Rational Gaussian wavelets and corresponding model driven neural networks
Attila Miklós Ámon, Kristian Fenech, Péter Kovács, Tamás Dózsa
TL;DR
This paper addresses the limitation of fixed mother wavelets by introducing a parametric family of rational Gaussian wavelets (RGW) whose morphology is governed by poles and zeros in a rational term, e.g., $\psi^{\boldsymbol{\eta}}(t) = C(\boldsymbol{\eta}) P^{\boldsymbol{\eta}}(t) v^{\boldsymbol{\eta}}(t) e^{-t^2/2}$. RGWs are shown to be admissible and differentiable with respect to their parameters, enabling gradient-based optimization and seamless integration into variable projection networks (RGW-VP).

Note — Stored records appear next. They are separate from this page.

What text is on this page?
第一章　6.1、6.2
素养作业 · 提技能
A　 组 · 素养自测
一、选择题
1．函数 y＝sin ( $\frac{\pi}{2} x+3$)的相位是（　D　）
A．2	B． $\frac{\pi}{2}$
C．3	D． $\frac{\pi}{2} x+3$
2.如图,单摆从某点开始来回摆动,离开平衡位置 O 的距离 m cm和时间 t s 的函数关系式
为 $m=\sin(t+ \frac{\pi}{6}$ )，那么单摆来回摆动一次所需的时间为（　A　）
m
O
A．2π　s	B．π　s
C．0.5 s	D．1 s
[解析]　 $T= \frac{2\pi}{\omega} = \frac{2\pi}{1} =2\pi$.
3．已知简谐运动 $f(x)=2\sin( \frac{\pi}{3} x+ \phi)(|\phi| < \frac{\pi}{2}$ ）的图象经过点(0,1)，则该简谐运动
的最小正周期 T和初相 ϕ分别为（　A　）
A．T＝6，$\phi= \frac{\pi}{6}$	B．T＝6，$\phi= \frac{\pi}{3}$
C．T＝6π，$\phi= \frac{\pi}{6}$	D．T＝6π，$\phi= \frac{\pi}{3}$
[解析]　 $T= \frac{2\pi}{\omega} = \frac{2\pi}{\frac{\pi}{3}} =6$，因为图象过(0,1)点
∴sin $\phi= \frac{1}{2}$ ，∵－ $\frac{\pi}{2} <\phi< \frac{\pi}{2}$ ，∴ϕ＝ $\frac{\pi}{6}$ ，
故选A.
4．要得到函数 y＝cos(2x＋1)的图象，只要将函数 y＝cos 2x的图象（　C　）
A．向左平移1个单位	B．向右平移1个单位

The RGW-VP layer jointly learns wavelet morphology and translation/scale parameters to produce sparse, interpretable representations, applicable to biomedical signals. A case study on ventricular ectopic beat detection in ECG demonstrates competitive accuracy with fewer parameters and clear physiological interpretation of learned features. This work provides a transparent, trainable wavelet-based feature extractor suitable for safety-critical biomedical applications and beyond.
Abstract
In this paper we consider the continuous wavelet transform using Gaussian wavelets multiplied by an appropriate rational term. The zeros and poles of this rational modifier act as free parameters and their choice highly influences the shape of the mother wavelet. This allows the proposed construction to approximate signals with complex morphology using only a few wavelet coefficients. We show that the proposed rational Gaussian wavelets are admissible and provide numerical approximations of the wavelet coefficients using variable projection operators. In addition, we show how the proposed variable projection based rational Gaussian wavelet transform can be used in neural networks to obtain a highly interpretable feature learning layer. We demonstrate the effectiveness of the proposed scheme through a biomedical application, namely, the detection of ventricular ectopic beats (VEBs) in real ECG measurements.